For that reason, there are suspicions that some in the government, including possibly defence minister Avigdor Lieberman, may seek to undermine Abbas or his successor in favour of a strongman like Dahlan, the PA’s former security chief in Gaza.

Alpher noted that the pair met secretly two years ago, and that both are believed to have had business dealings in a failed casino built in the West Bank city of Jericho.

Brom said Lieberman liked Dahlan “because he is seen as willing to collaborate. But support for him has to be covert. If we are seen to embrace anyone, it is the kiss of death.”

According to Alpher, Dahlan may also benefit from the fact that he has the backing of what has come to be known as the Arab Quartet: Egypt, Jordan, Saudi Arabia and the United Arab Emirates.

“If there is anarchy in the West Bank, Dahlan may be able to ride in like a knight in shining armour on his horse with the Arab Quartet’s support,” he said.

Klein, however, said there were also suspicions on the right about Dahlan’s reliability. “He will be more dependent on Egypt, the Gulf and Jordan, who back and fund him, than on Israel,” he said.

“Remember, he was once an Abbas loyalist, but later turned on him. If he is in power, he could crack down on Hamas or he could cooperate with it. Equally, he could cooperate with Israel, or confront it. He is considered unpredictable.”

Chaos ‘no bad thing’

If no one emerges triumphant, as most analysts expect, then civil war is inevitable.

Inbar said chaos and instability in the occupied territories might be no bad thing, and would echo developments in Syria, Yemen and Libya. This scenario is believed to be increasingly favoured by parts of the far-right, including settler leader Naftali Bennett, the education minister.

“Abbas cannot deliver on the two-state solution,” said Inbar. “Chaos can bring fresh thinking and allow a new paradigm to develop. It may not offer solutions but it will allow Israel in the meantime to manage things in a better way.”

Israel could then cultivate local “clients” in the West Bank.

Inbar said: “The Palestinian national movement failed to produce a clear national identity. The society is still dominated by families who take care of their own. Israel can exploit that.”

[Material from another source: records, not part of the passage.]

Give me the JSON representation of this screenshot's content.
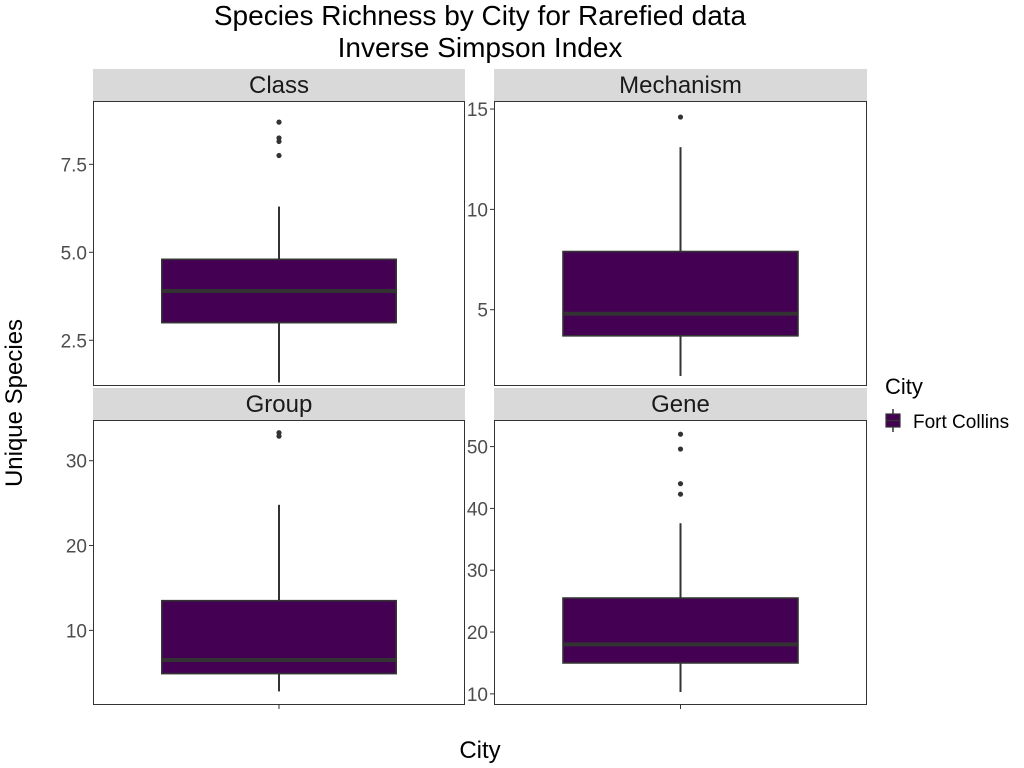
{
  "chart_data": {
    "type": "box",
    "title": "Species Richness by City for Rarefied data",
    "subtitle": "Inverse Simpson Index",
    "xlabel": "City",
    "ylabel": "Unique Species",
    "legend": {
      "title": "City",
      "entries": [
        "Fort Collins"
      ],
      "placement": "right"
    },
    "colors": {
      "fill": "#440154",
      "line": "#333333",
      "strip_bg": "#d9d9d9",
      "panel_border": "#333333"
    },
    "grid": false,
    "panels": [
      {
        "name": "Class",
        "ylim": [
          1.2,
          9.3
        ],
        "yticks": [
          2.5,
          5.0,
          7.5
        ],
        "ytick_labels": [
          "2.5",
          "5.0",
          "7.5"
        ],
        "series": [
          {
            "category": "Fort Collins",
            "whisker_low": 1.3,
            "q1": 3.0,
            "median": 3.9,
            "q3": 4.8,
            "whisker_high": 6.3,
            "outliers": [
              7.75,
              8.15,
              8.25,
              8.7
            ]
          }
        ]
      },
      {
        "name": "Mechanism",
        "ylim": [
          1.2,
          15.4
        ],
        "yticks": [
          5,
          10,
          15
        ],
        "ytick_labels": [
          "5",
          "10",
          "15"
        ],
        "series": [
          {
            "category": "Fort Collins",
            "whisker_low": 1.7,
            "q1": 3.7,
            "median": 4.8,
            "q3": 7.9,
            "whisker_high": 13.1,
            "outliers": [
              14.6
            ]
          }
        ]
      },
      {
        "name": "Group",
        "ylim": [
          1.2,
          34.8
        ],
        "yticks": [
          10,
          20,
          30
        ],
        "ytick_labels": [
          "10",
          "20",
          "30"
        ],
        "series": [
          {
            "category": "Fort Collins",
            "whisker_low": 2.8,
            "q1": 4.9,
            "median": 6.5,
            "q3": 13.5,
            "whisker_high": 24.8,
            "outliers": [
              32.9,
              33.3
            ]
          }
        ]
      },
      {
        "name": "Gene",
        "ylim": [
          8.2,
          54.3
        ],
        "yticks": [
          10,
          20,
          30,
          40,
          50
        ],
        "ytick_labels": [
          "10",
          "20",
          "30",
          "40",
          "50"
        ],
        "series": [
          {
            "category": "Fort Collins",
            "whisker_low": 10.3,
            "q1": 15.0,
            "median": 18.0,
            "q3": 25.5,
            "whisker_high": 37.6,
            "outliers": [
              42.3,
              44.0,
              49.6,
              52.0
            ]
          }
        ]
      }
    ]
  }
}
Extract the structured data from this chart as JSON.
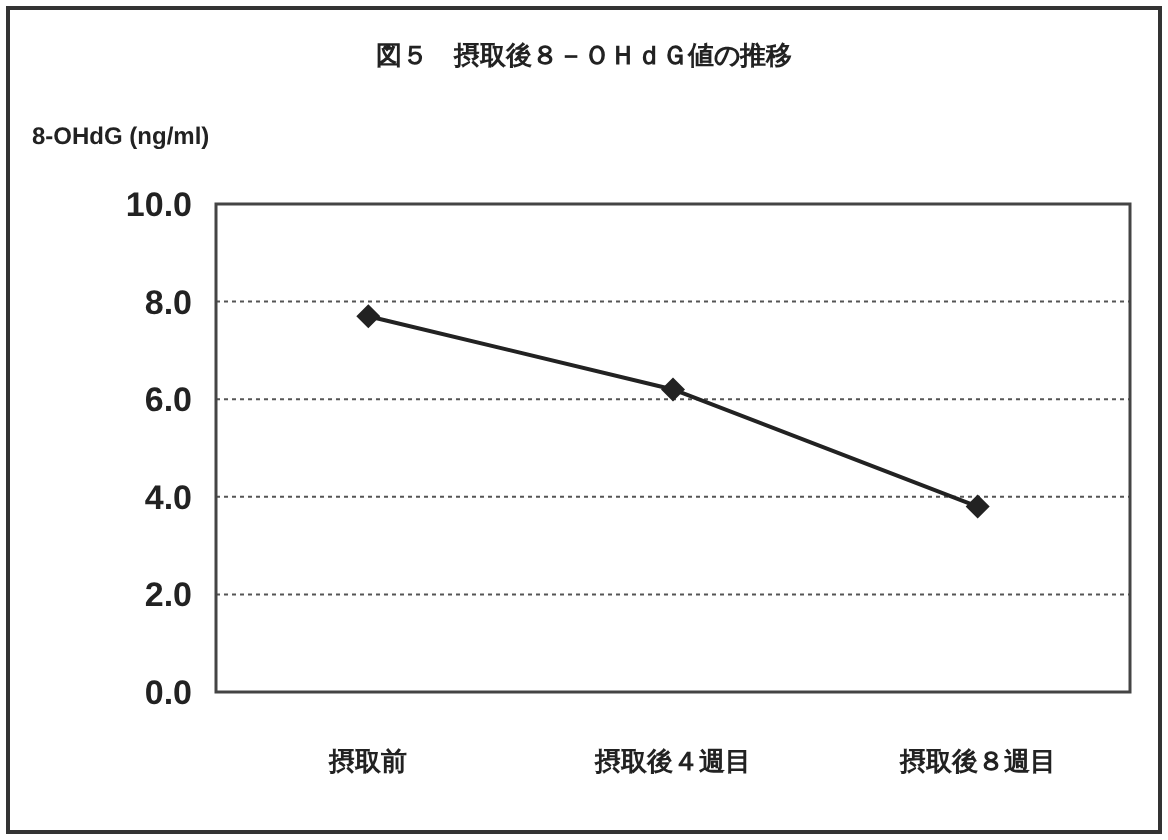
{
  "chart_data": {
    "type": "line",
    "title": "図５　摂取後８－ＯＨｄＧ値の推移",
    "ylabel": "8-OHdG (ng/ml)",
    "categories": [
      "摂取前",
      "摂取後４週目",
      "摂取後８週目"
    ],
    "series": [
      {
        "color": "#222222",
        "values": [
          7.7,
          6.2,
          3.8
        ]
      }
    ],
    "ylim": [
      0,
      10
    ],
    "yticks": [
      {
        "value": 0,
        "label": "0.0"
      },
      {
        "value": 2,
        "label": "2.0"
      },
      {
        "value": 4,
        "label": "4.0"
      },
      {
        "value": 6,
        "label": "6.0"
      },
      {
        "value": 8,
        "label": "8.0"
      },
      {
        "value": 10,
        "label": "10.0"
      }
    ],
    "grid": "y",
    "marker": "diamond",
    "line_style": "solid"
  }
}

Klein said Bennett and others in prime minister Benjamin Netanyahu’s Likud party liked this scenario because it would get rid of the Palestinian Authority. In its place, Israel could establish regional authorities – funded by Europe and the US – in the third of the West Bank currently under Abbas’ formal control.

“These authorities would manage Palestinian affairs locally, while Israel concentrated on annexing most of the West Bank,” he said. “The problem of Palestinian statehood would dissolve.”

In that vein, he noted that government ministers like Tzipi Hotovely were currently lobbying for the annexation of Maaleh Adumim, a large settlement close to Jerusalem.

Klein believed Netanyahu might privately support this option too, but could not be seen to publicly back it.

All the analysts concluded that, whatever scenario emerges after Abbas leaves the stage, reviving the peace process will not be on the agenda.

“The two sides are too far apart on the issues of the Temple Mount [sovereignty over the al-Aqsa mosque compound in Jerusalem] and the return of refugees,” said Alpher. “Israel’s best hope at the moment is for nothing more than a peaceful transition.”